In this demo we provide two example Jupyter Notebooks with code and instructions under examples/tutorial/cloverleaf_demos/jupyter_extract/notebooks
and demonstrate how to connect them with Ascent.
First you will need to install the ascent_jupyter_bridge
python module located in your source directory under src/libs/ascent/python/ascent_jupyter_bridge
. Navigate to that directory and make sure you have pip
installed then run the following commands:
python3 -m pip install -r requirements.txt
python3 -m ipykernel install
If you are at a site that does SSL interception and can not configure your SSL certificates to avoid pip SSL errors, you can use the following:
python3 -m pip install --trusted-host pypi.org --trusted-host files.pythonhosted.org -r requirements.txt
python3 -m ipykernel install
We will once again use the Cloverleaf3D Ascent integration, so make sure you are in the examples/ascent/proxies/cloverleaf3d
directory of your Ascent install.
Then edit the ascent_actions.yaml
file to request that Ascent run the Jupyter extract:
-
action: "add_extracts"
extracts:
e1:
type: "jupyter"
(Also available in install directory: examples/tutorial/cloverleaf_demos/jupyter_extract/ascent_actions.yaml)
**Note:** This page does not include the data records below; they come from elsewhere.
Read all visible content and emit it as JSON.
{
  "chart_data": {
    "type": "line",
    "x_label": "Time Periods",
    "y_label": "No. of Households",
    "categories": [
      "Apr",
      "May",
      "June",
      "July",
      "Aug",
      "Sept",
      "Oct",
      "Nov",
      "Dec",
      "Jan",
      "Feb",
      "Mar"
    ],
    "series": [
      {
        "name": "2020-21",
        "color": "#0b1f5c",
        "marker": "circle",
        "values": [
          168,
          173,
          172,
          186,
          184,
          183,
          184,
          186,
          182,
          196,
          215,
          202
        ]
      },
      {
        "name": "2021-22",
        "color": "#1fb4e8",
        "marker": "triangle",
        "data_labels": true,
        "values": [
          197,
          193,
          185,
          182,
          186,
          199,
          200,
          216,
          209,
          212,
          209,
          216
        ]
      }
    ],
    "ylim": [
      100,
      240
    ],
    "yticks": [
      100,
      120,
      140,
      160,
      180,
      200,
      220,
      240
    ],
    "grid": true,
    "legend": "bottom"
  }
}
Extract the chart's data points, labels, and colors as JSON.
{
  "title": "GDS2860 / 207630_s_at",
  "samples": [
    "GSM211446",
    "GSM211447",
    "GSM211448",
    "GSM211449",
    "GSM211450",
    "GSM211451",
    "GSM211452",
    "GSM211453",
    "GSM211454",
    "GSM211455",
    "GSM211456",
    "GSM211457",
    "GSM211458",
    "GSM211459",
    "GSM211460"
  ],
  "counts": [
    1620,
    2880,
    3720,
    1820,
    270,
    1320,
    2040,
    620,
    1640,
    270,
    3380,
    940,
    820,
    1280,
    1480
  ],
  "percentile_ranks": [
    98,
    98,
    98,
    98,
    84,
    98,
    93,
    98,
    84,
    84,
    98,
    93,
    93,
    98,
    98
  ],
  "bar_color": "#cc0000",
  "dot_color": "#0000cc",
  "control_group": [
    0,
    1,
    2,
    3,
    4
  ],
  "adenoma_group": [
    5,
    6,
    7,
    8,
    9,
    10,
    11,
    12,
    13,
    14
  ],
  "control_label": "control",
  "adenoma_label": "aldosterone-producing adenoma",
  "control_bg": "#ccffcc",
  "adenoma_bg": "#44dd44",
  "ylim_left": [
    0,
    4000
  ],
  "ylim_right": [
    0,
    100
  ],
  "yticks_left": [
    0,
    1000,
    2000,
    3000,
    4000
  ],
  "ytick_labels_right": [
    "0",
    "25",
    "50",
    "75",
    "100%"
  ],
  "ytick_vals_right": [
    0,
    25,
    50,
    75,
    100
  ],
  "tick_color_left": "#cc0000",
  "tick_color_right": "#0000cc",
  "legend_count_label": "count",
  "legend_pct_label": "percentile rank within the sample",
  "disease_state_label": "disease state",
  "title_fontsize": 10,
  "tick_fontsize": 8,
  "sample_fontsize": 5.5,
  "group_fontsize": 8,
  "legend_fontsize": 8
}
Finally, run Cloverleaf3D:
mpiexec -n 2 ./cloverleaf3d_par
After the simulation has progressed a number of timesteps it will wait for a connection from Jupyter Notebook. To connect to a demo notebook make sure you are in examples/tutorial/jupyter_extract/notebooks
and run:
jupyter notebook
This will start Jupyter Notebook in your browser where you will see our demo notebooks. Click on a notebook and make sure you see “Ascent Bridge” in the top right corner of the notebook, if you don’t then try selecting it from the “Kernel” menu. Follow the instructions inside the notebook to connect and learn more about how to use the notebook.